Related: Depraved Democrats Double Down on a Losing Issue by Endorsing Transing Kids

Despite the assertion in the majority opinion, Clarke intends to go after any state contemplating a law or policy prohibiting life-altering medication and surgery for minors using the Equal Protection and Due Process Clauses of the Fourteenth Amendment:

State laws and policies that prevent parents or guardians from following the advice of a healthcare professional regarding what may be medically necessary or otherwise appropriate care for transgender minors may infringe on rights protected by both the Equal Protection and the Due Process Clauses of the Fourteenth Amendment. The Equal Protection Clause requires heightened scrutiny of laws that discriminate on the basis of sex and prohibits such discrimination absent an “exceedingly persuasive” justification. Because a government cannot discriminate against a person for being transgender “without discriminating against that individual based on sex,” state laws or policies that discriminate against transgender people must be “substantially related to a sufficiently important governmental interest.

Perhaps it is in the state government’s interest not to create millions of infertile adults who then require services to detransition, as many supposedly transgender youths are doing. It is also possible that these states are looking at the actions of other nations as they wrestle with the issue. As author Abigail Shrier noted, the Biden DOJ is embracing a radical position on transing minors while European countries, including France, the U.K., Sweden, and Finland, are backing away from medical interventions for transgender children.

According to Shrier, other nations based these decisions on a decade of evidence that failed to establish gender-affirming medical treatments’ emotional or physical benefits. Yet, in her warning to the states, Clarke still writes:

In addition, the Due Process Clause protects the right of parents “to seek and follow medical advice” to safeguard the health of their children.
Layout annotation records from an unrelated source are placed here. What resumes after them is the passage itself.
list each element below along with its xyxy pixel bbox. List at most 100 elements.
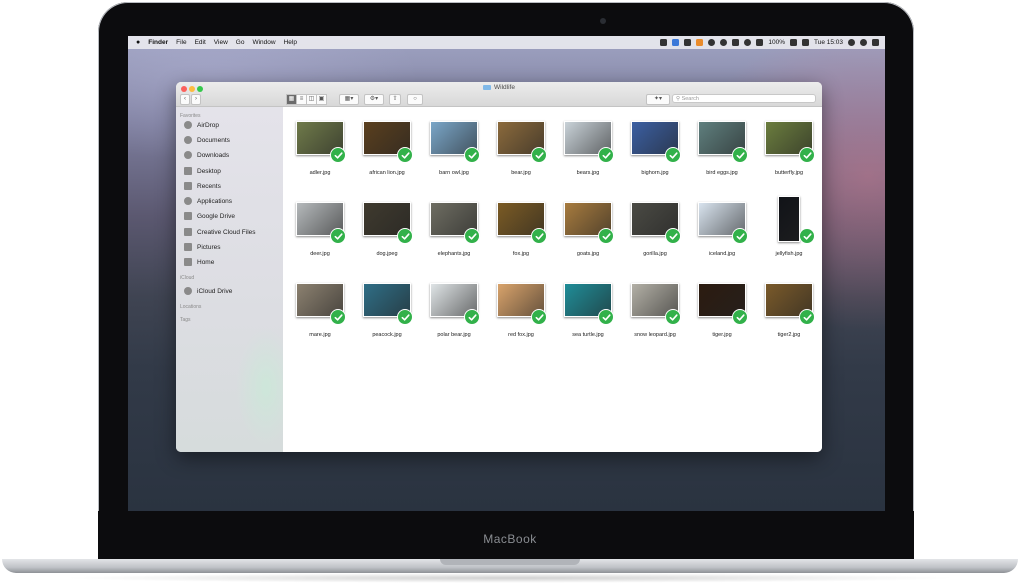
gallery-view-button[interactable]: ▣	[316, 94, 327, 105]
file-item[interactable]: polar bear.jpg	[421, 283, 487, 358]
menu-bar: ● Finder File Edit View Go Window Help 1…	[128, 36, 885, 49]
file-item[interactable]: bighorn.jpg	[622, 121, 688, 196]
file-item[interactable]: goats.jpg	[555, 202, 621, 277]
menu-go[interactable]: Go	[236, 39, 245, 46]
tag-button[interactable]: ○	[407, 94, 423, 105]
title-bar: Wildlife ‹ › ▦ ≡ ◫ ▣ ▦▾ ⚙▾ ⇧ ○ ✦▾ ⚲ Sear…	[176, 82, 822, 107]
sidebar-item-icloud-drive[interactable]: iCloud Drive	[184, 287, 232, 295]
file-name: iceland.jpg	[708, 251, 736, 257]
spotlight-icon[interactable]	[848, 39, 855, 46]
sidebar-item-creative-cloud[interactable]: Creative Cloud Files	[184, 228, 256, 236]
file-item[interactable]: iceland.jpg	[689, 202, 755, 277]
file-name: tiger2.jpg	[777, 332, 801, 338]
laptop-notch	[440, 559, 580, 565]
app-status-icon[interactable]	[672, 39, 680, 46]
share-button[interactable]: ⇧	[389, 94, 401, 105]
file-item[interactable]: bears.jpg	[555, 121, 621, 196]
folder-icon	[184, 228, 192, 236]
app-status-icon[interactable]	[696, 39, 704, 46]
menu-window[interactable]: Window	[252, 39, 275, 46]
file-item[interactable]: tiger2.jpg	[756, 283, 822, 358]
search-input[interactable]: ⚲ Search	[672, 94, 816, 103]
file-item[interactable]: elephants.jpg	[421, 202, 487, 277]
file-name: bird eggs.jpg	[706, 170, 738, 176]
file-item[interactable]: bird eggs.jpg	[689, 121, 755, 196]
file-name: african lion.jpg	[369, 170, 405, 176]
file-item[interactable]: snow leopard.jpg	[622, 283, 688, 358]
sidebar-item-pictures[interactable]: Pictures	[184, 243, 220, 251]
check-icon	[665, 228, 681, 244]
forward-button[interactable]: ›	[191, 94, 201, 105]
sidebar-item-documents[interactable]: Documents	[184, 136, 230, 144]
desktop-icon	[184, 167, 192, 175]
folder-icon	[184, 212, 192, 220]
group-by-button[interactable]: ▦▾	[339, 94, 359, 105]
file-item[interactable]: jellyfish.jpg	[756, 196, 822, 277]
file-item[interactable]: gorilla.jpg	[622, 202, 688, 277]
sidebar-item-home[interactable]: Home	[184, 258, 214, 266]
file-name: jellyfish.jpg	[775, 251, 803, 257]
file-item[interactable]: barn owl.jpg	[421, 121, 487, 196]
app-shortcut-button[interactable]: ✦▾	[646, 94, 670, 105]
pictures-icon	[184, 243, 192, 251]
folder-icon	[483, 85, 492, 90]
check-icon	[531, 147, 547, 163]
action-gear-button[interactable]: ⚙▾	[364, 94, 384, 105]
back-button[interactable]: ‹	[180, 94, 190, 105]
file-name: snow leopard.jpg	[634, 332, 676, 338]
sidebar-item-recents[interactable]: Recents	[184, 182, 221, 190]
file-name: gorilla.jpg	[643, 251, 667, 257]
file-item[interactable]: sea turtle.jpg	[555, 283, 621, 358]
file-item[interactable]: red fox.jpg	[488, 283, 554, 358]
airplay-icon[interactable]	[732, 39, 740, 46]
file-item[interactable]: butterfly.jpg	[756, 121, 822, 196]
timemachine-icon[interactable]	[708, 39, 716, 46]
volume-icon[interactable]	[756, 39, 764, 46]
file-name: sea turtle.jpg	[572, 332, 604, 338]
file-item[interactable]: peacock.jpg	[354, 283, 420, 358]
file-name: bighorn.jpg	[641, 170, 669, 176]
file-item[interactable]: tiger.jpg	[689, 283, 755, 358]
sidebar-item-desktop[interactable]: Desktop	[184, 167, 221, 175]
timer-icon[interactable]	[684, 39, 692, 46]
file-grid: adler.jpg african lion.jpg barn owl.jpg bea…	[283, 107, 822, 452]
menu-clock[interactable]: Tue 15:03	[814, 39, 843, 46]
location-icon[interactable]	[660, 39, 668, 46]
file-item[interactable]: african lion.jpg	[354, 121, 420, 196]
menu-help[interactable]: Help	[284, 39, 297, 46]
sidebar-item-airdrop[interactable]: AirDrop	[184, 121, 219, 129]
apple-icon[interactable]: ●	[136, 39, 140, 46]
check-icon	[330, 147, 346, 163]
sidebar-item-google-drive[interactable]: Google Drive	[184, 212, 235, 220]
menu-finder[interactable]: Finder	[148, 39, 168, 46]
file-item[interactable]: mare.jpg	[287, 283, 353, 358]
file-name: goats.jpg	[576, 251, 600, 257]
documents-icon	[184, 136, 192, 144]
sidebar-item-applications[interactable]: Applications	[184, 197, 232, 205]
menu-file[interactable]: File	[176, 39, 186, 46]
menu-edit[interactable]: Edit	[195, 39, 206, 46]
wifi-icon[interactable]	[744, 39, 752, 46]
check-icon	[598, 147, 614, 163]
file-item[interactable]: fox.jpg	[488, 202, 554, 277]
airdrop-icon	[184, 121, 192, 129]
sync-icon[interactable]	[720, 39, 728, 46]
file-item[interactable]: dog.jpeg	[354, 202, 420, 277]
battery-percent[interactable]: 100%	[768, 39, 785, 46]
recents-icon	[184, 182, 192, 190]
menu-view[interactable]: View	[214, 39, 228, 46]
notification-center-icon[interactable]	[872, 39, 879, 46]
file-name: mare.jpg	[309, 332, 331, 338]
file-item[interactable]: deer.jpg	[287, 202, 353, 277]
file-item[interactable]: adler.jpg	[287, 121, 353, 196]
sidebar-item-downloads[interactable]: Downloads	[184, 151, 229, 159]
siri-icon[interactable]	[860, 39, 867, 46]
battery-icon[interactable]	[789, 39, 797, 46]
sidebar-section-icloud: iCloud	[180, 275, 195, 281]
sidebar-section-favorites: Favorites	[180, 113, 201, 119]
file-item[interactable]: bear.jpg	[488, 121, 554, 196]
check-icon	[598, 228, 614, 244]
flag-icon[interactable]	[801, 39, 809, 46]
file-name: polar bear.jpg	[437, 332, 471, 338]
file-name: bear.jpg	[511, 170, 531, 176]
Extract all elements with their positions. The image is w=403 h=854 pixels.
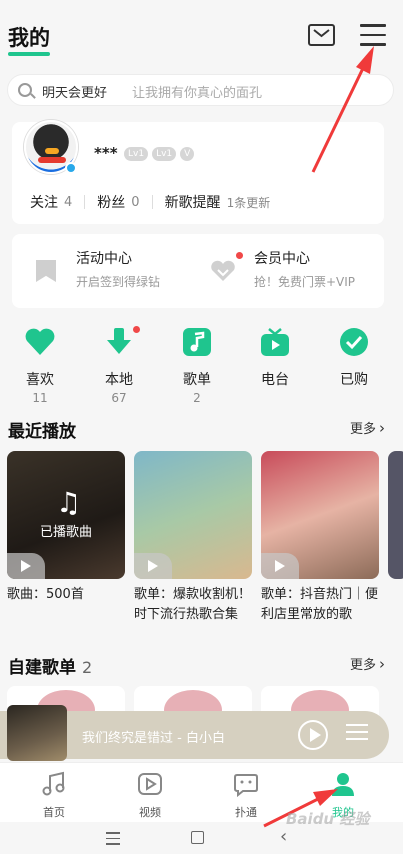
recent-tile[interactable]: ♫ 已播歌曲 — [7, 451, 125, 579]
download-icon — [107, 328, 131, 354]
activity-sub: 开启签到得绿钻 — [76, 275, 161, 289]
search-icon — [18, 83, 32, 97]
tv-icon — [261, 328, 289, 356]
back-icon[interactable]: ‹ — [280, 828, 287, 846]
header: 我的 — [0, 0, 403, 68]
quick-label: 已购 — [340, 372, 368, 388]
recent-more-link[interactable]: 更多 — [350, 418, 385, 437]
chat-face-icon — [234, 774, 258, 798]
play-icon[interactable] — [261, 553, 299, 579]
play-button[interactable] — [298, 720, 328, 750]
quick-count: 11 — [32, 391, 48, 405]
music-note-icon: ♫ — [56, 486, 82, 519]
divider — [84, 195, 86, 209]
tile-caption: 歌单：爆款收割机！时下流行热歌合集 — [134, 587, 252, 622]
recent-tile-partial[interactable] — [388, 451, 403, 579]
activity-title: 活动中心 — [76, 251, 132, 267]
new-songs-note: 1条更新 — [226, 195, 271, 210]
level-badge: Lv1 — [124, 147, 149, 161]
playlist-icon[interactable] — [346, 724, 368, 746]
recent-tile[interactable] — [261, 451, 379, 579]
quick-label: 电台 — [261, 372, 289, 388]
divider — [151, 195, 153, 209]
stat-value: 4 — [64, 194, 73, 210]
heart-icon — [25, 328, 55, 355]
avatar-badge-icon — [65, 162, 77, 174]
play-icon[interactable] — [134, 553, 172, 579]
profile-stats: 关注 4 粉丝 0 新歌提醒 1条更新 — [30, 192, 270, 212]
member-sub: 抢！免费门票+VIP — [254, 275, 356, 289]
check-circle-icon — [340, 328, 368, 356]
watermark: Baidu 经验 — [286, 810, 370, 828]
tab-home[interactable]: 首页 — [24, 771, 84, 820]
quick-count: 67 — [111, 391, 127, 405]
stat-following[interactable]: 关注 4 — [30, 192, 72, 212]
member-center[interactable]: 会员中心 抢！免费门票+VIP — [254, 248, 355, 290]
stat-label: 粉丝 — [97, 195, 126, 211]
avatar-scarf — [38, 157, 66, 163]
tab-label: 扑通 — [235, 806, 257, 819]
quick-playlist[interactable]: 歌单 2 — [167, 326, 227, 405]
page-title: 我的 — [8, 26, 50, 50]
tab-label: 首页 — [43, 806, 65, 819]
quick-label: 歌单 — [183, 372, 211, 388]
player-track-title: 我们终究是错过 - 白小白 — [82, 731, 225, 746]
search-text: 明天会更好 — [42, 86, 108, 101]
player-album-art[interactable] — [7, 705, 67, 761]
quick-count: 2 — [193, 391, 201, 405]
home-icon[interactable] — [191, 831, 204, 844]
tile-caption: 歌单：抖音热门｜便利店里常放的歌 — [261, 587, 379, 622]
playlists-more-link[interactable]: 更多 — [350, 654, 385, 673]
stat-value: 0 — [131, 194, 140, 210]
activity-center[interactable]: 活动中心 开启签到得绿钻 — [76, 248, 160, 290]
search-input[interactable]: 明天会更好 让我拥有你真心的面孔 — [7, 74, 394, 106]
playlists-title-text: 自建歌单 — [8, 658, 76, 678]
music-note-icon — [42, 771, 65, 796]
avatar-beak — [45, 148, 59, 154]
play-icon[interactable] — [7, 553, 45, 579]
search-hint: 让我拥有你真心的面孔 — [132, 86, 263, 101]
quick-like[interactable]: 喜欢 11 — [10, 326, 70, 405]
vip-badge-icon: V — [180, 147, 195, 161]
profile-card[interactable]: *** Lv1 Lv1 V 关注 4 粉丝 0 新歌提醒 1条更新 — [12, 120, 384, 224]
menu-icon[interactable] — [360, 24, 386, 46]
quick-label: 本地 — [105, 372, 133, 388]
new-songs-label: 新歌提醒 — [164, 195, 221, 211]
stat-label: 关注 — [30, 195, 58, 211]
tab-video[interactable]: 视频 — [120, 771, 180, 820]
bookmark-icon — [36, 260, 56, 282]
tab-label: 视频 — [139, 806, 161, 819]
quick-purchased[interactable]: 已购 — [324, 326, 384, 389]
tile-overlay: 已播歌曲 — [39, 525, 92, 540]
level-badge: Lv1 — [152, 147, 177, 161]
mail-icon[interactable] — [308, 24, 335, 46]
playlists-title: 自建歌单 2 — [8, 653, 92, 678]
notification-dot — [236, 252, 243, 259]
playlists-count: 2 — [82, 658, 93, 677]
new-songs-alert[interactable]: 新歌提醒 1条更新 — [165, 192, 271, 212]
video-icon — [138, 773, 162, 795]
member-title: 会员中心 — [254, 251, 310, 267]
notification-dot — [133, 326, 140, 333]
quick-label: 喜欢 — [26, 372, 54, 388]
tile-caption: 歌曲：500首 — [7, 587, 84, 602]
quick-local[interactable]: 本地 67 — [89, 326, 149, 405]
recent-title: 最近播放 — [8, 422, 76, 442]
member-heart-icon — [211, 260, 235, 281]
level-badges: Lv1 Lv1 V — [124, 147, 195, 161]
recent-tile[interactable] — [134, 451, 252, 579]
music-note-icon — [183, 328, 211, 356]
stat-followers[interactable]: 粉丝 0 — [97, 192, 139, 212]
tab-putong[interactable]: 扑通 — [216, 771, 276, 820]
recents-icon[interactable] — [106, 832, 120, 849]
user-icon — [332, 773, 354, 796]
title-underline — [8, 52, 50, 56]
activity-card: 活动中心 开启签到得绿钻 会员中心 抢！免费门票+VIP — [12, 234, 384, 308]
quick-radio[interactable]: 电台 — [245, 326, 305, 389]
username: *** — [94, 144, 118, 162]
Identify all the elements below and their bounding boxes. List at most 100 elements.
A state or local government must meet the heavy burden of justifying interference with that right since it is well established within the medical community that gender-affirming care for transgender youth is not only appropriate but often necessary for their physical and mental health.

Neither the appropriateness nor necessity of these treatments are well established, as recent decisions in Europe demonstrate.

It is interesting to see Clarke pinning the DOJ’s argument on the rights of parents to direct the medical care of their children when Democrat-led states and municipalities are passing laws that allow children to receive COVID-19 vaccinations without their parents’ knowledge or consent. In some blue states, they can also receive birth control, mental health medication, medical transition services, and abortions without their parents’ knowledge. A few even contemplate removing a child when the parents do not agree to medical transition services. Perhaps the DOJ should make up its mind rather than supporting parents only when it is ideologically convenient.

Related: Rachel Levine Says ‘Misgendering’ Trans People Is ‘Mean-Spirited’—It’s Not

Clarke also cites Section 1557 of the Affordable Care Act, the Omnibus Crime Control and Safe Streets Act of 1968, and Section 504 of the Rehabilitation Act of 1973 as potential legal barriers to making gender transition surgeries and medication illegal for minor children. The only one of these that may have contemplated transgender transition is the Affordable Care Act. The ACA is only clear that discrimination in the provision of care is not allowed. The rest of Clarke’s citations would be the DOJ applying the law to a situation it did not contemplate using the language of the Bostock decision.

On the thinnest of legal theories, Clarke threatens states seeking to protect children from undergoing irreversible medical treatments with legal action. She is proving to be every bit as radical and outside the mainstream as Republicans asserted she was in her confirmation hearings. The memo also solidifies the Biden administration’s willingness to enforce policies on behalf of the most radical minorities in their base. And no amount of bad news for Democrats ahead of the midterms seems to encourage them to change course.